Ленька с дедом прибились в проходе. Дед примостился прямо на захарканный пол, а Ленька пытался заглядывать в окно. Там жила короткая июньская ночь. Совсем рядом кружил лес, на смену ему приходила ровная, непроглядная темень, а то вдруг где-то далеко-далеко мелькнут неведомые желтые огоньки.

Дед крепко держал между колен мешок с самодельными лямками. Борода покоилась сверху.

Ленька тоже опустился на пол, привалился к деду.

Снилась ему довоенная сытая жизнь. Бабушка была жива и здорова и стряпала творожные шаньги… А вот хохочущий, веселый отец принес с речки длиннющий кукан рыбы. А дед рассказывал свою сказку:

Туры, туры, турара,
На горе стоит гора…

— Я тебе рассказываю, а ты спишь, — вдруг разобиделся дед. — Не спи. Проснись, проснись…

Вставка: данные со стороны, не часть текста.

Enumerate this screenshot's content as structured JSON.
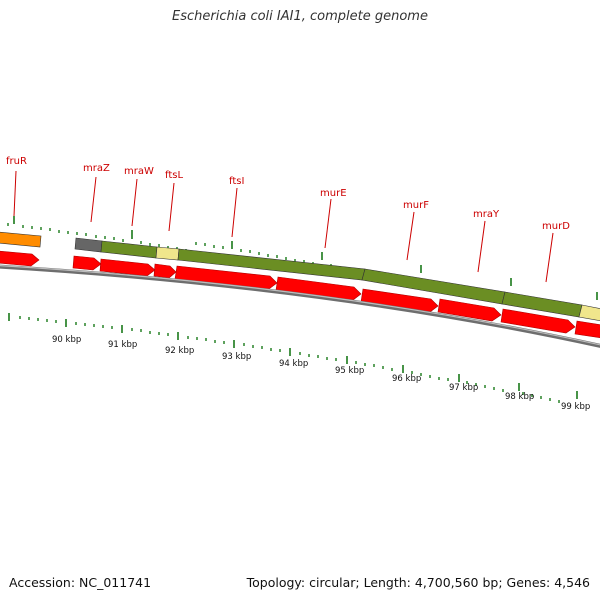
{
  "title": "Escherichia coli IAI1, complete genome",
  "footer": {
    "accession": "Accession: NC_011741",
    "summary": "Topology: circular; Length: 4,700,560 bp; Genes: 4,546"
  },
  "colors": {
    "background": "#ffffff",
    "gene_label": "#cc0000",
    "tick": "#1a7a1a",
    "cds_arrow": "#ff0000",
    "backbone": "#888888",
    "feature_orange": "#ff8c00",
    "feature_gray": "#666666",
    "feature_green": "#6b8e23",
    "feature_pale": "#f0e68c"
  },
  "gene_labels": [
    "fruR",
    "mraZ",
    "mraW",
    "ftsL",
    "ftsI",
    "murE",
    "murF",
    "mraY",
    "murD"
  ],
  "scale": {
    "unit": "kbp",
    "labels": [
      "90 kbp",
      "91 kbp",
      "92 kbp",
      "93 kbp",
      "94 kbp",
      "95 kbp",
      "96 kbp",
      "97 kbp",
      "98 kbp",
      "99 kbp"
    ]
  },
  "feature_bar": [
    {
      "color": "feature_orange"
    },
    {
      "color": "feature_gray"
    },
    {
      "color": "feature_green"
    },
    {
      "color": "feature_pale"
    },
    {
      "color": "feature_green"
    },
    {
      "color": "feature_green"
    },
    {
      "color": "feature_pale"
    }
  ],
  "cds_arrow_count": 12
}
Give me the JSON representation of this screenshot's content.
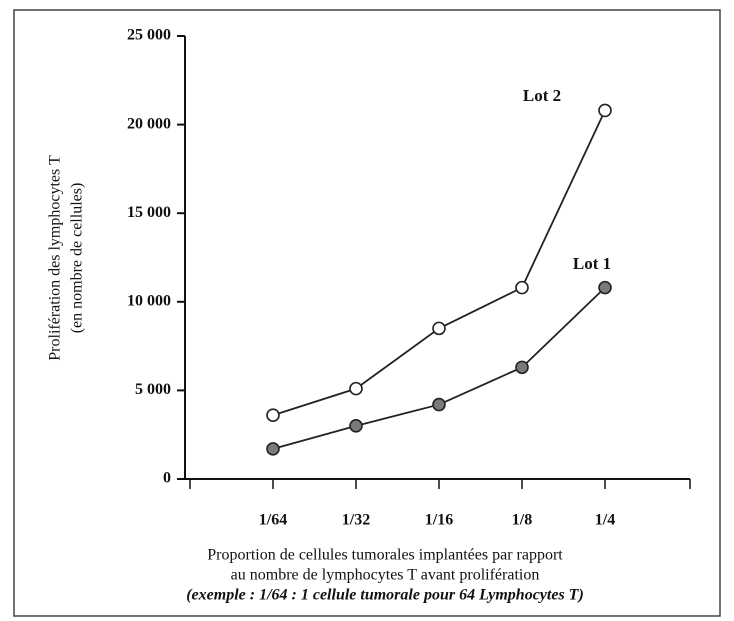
{
  "chart_data": {
    "type": "line",
    "categories": [
      "1/64",
      "1/32",
      "1/16",
      "1/8",
      "1/4"
    ],
    "series": [
      {
        "name": "Lot 1",
        "color": "#7a7a7a",
        "values": [
          1700,
          3000,
          4200,
          6300,
          10800
        ]
      },
      {
        "name": "Lot 2",
        "color": "#ffffff",
        "values": [
          3600,
          5100,
          8500,
          10800,
          20800
        ]
      }
    ],
    "ylim": [
      0,
      25000
    ],
    "yticks": [
      0,
      {
        "value": 5000,
        "label": "5 000"
      },
      {
        "value": 10000,
        "label": "10 000"
      },
      {
        "value": 15000,
        "label": "15 000"
      },
      {
        "value": 20000,
        "label": "20 000"
      },
      {
        "value": 25000,
        "label": "25 000"
      }
    ],
    "y_label": [
      "Prolifération des lymphocytes T",
      "(en nombre de cellules)"
    ],
    "x_label": [
      "Proportion de cellules tumorales implantées par rapport",
      "au nombre de lymphocytes T avant prolifération",
      "(exemple : 1/64 : 1 cellule tumorale pour 64 Lymphocytes T)"
    ]
  }
}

Ленька и впрямь проснулся.

Поезд стоял. По вагону плавал тусклый свет, за окнами слышались голоса, а рядом жарко шептал дед:

— Проснись, Лявонтий. Проснись. На-кось мешок, покарауль. Я, кажись, поесть счас раздобуду.

Дед проворно направился к тамбуру, ловко обходя спящих.

Ленька выглянул в окно. Рядом стоял воинский эшелон. Под белесым брезентом угадывались контуры танков. Прямо под окном у открытых дверей теплушки, свесив ноги, сидели двое солдат — молоденький, чем-то похожий на Альку Кузина салажонок и пожилой усач с косым рядом медалей.

Дед прямиком подошел к этим двум солдатам. И вместо того чтоб попросить еды, сказал вдруг:

— Служивые! А не довелось вам на войне с германцем кого из Лосевых встретить? Особенно Витяньку, он и посейчас живой. Отчаянный такой, в войсках начальника под фамилией Рокоссовский воевал. Не встречали?

— Погоди, погоди, — поддельно завспоминал молоденький. — Лосев, говоришь? Безбородый, в погонах?

— Во, во! — обрадовался дед. — Витянькой звать. На танках он всю войну катался…

Молодой еле сдерживал смех, но усатый вдруг шаркнул его по шее:

— Уйди отсюда, Шапошников. Нашел над кем шутить.

Молоденький солдатик послушно унырнул в вагонную темноту.

А усатый сказал деду:

— Не встречали, дедушка, твоих сынов… столько народу там перебывало…

— Так оно… разве всех упомнишь, — согласился дед. Он помялся немного и снова заговорил не о еде:

— Скажи, добрый человек, на япошку-то всех подряд посылают али по выбору?

— Как «по выбору»? — не понял усатый.

— Ну, как ране было, при царе: старший брат в армию — младший дома. У меня, слышь ты, двоих сынов до смерти убили, третий умом тронулся, один Витянька остался. Вот бы и постановил дорогой товарищ Сталин на япошку тех посылать, кто помене пострадал.

— Эх, дедушка, — покачал головой усатый, — не найдешь сейчас не пострадавших. Такую войну осилили… А самураев, папаша, мы разом кончим.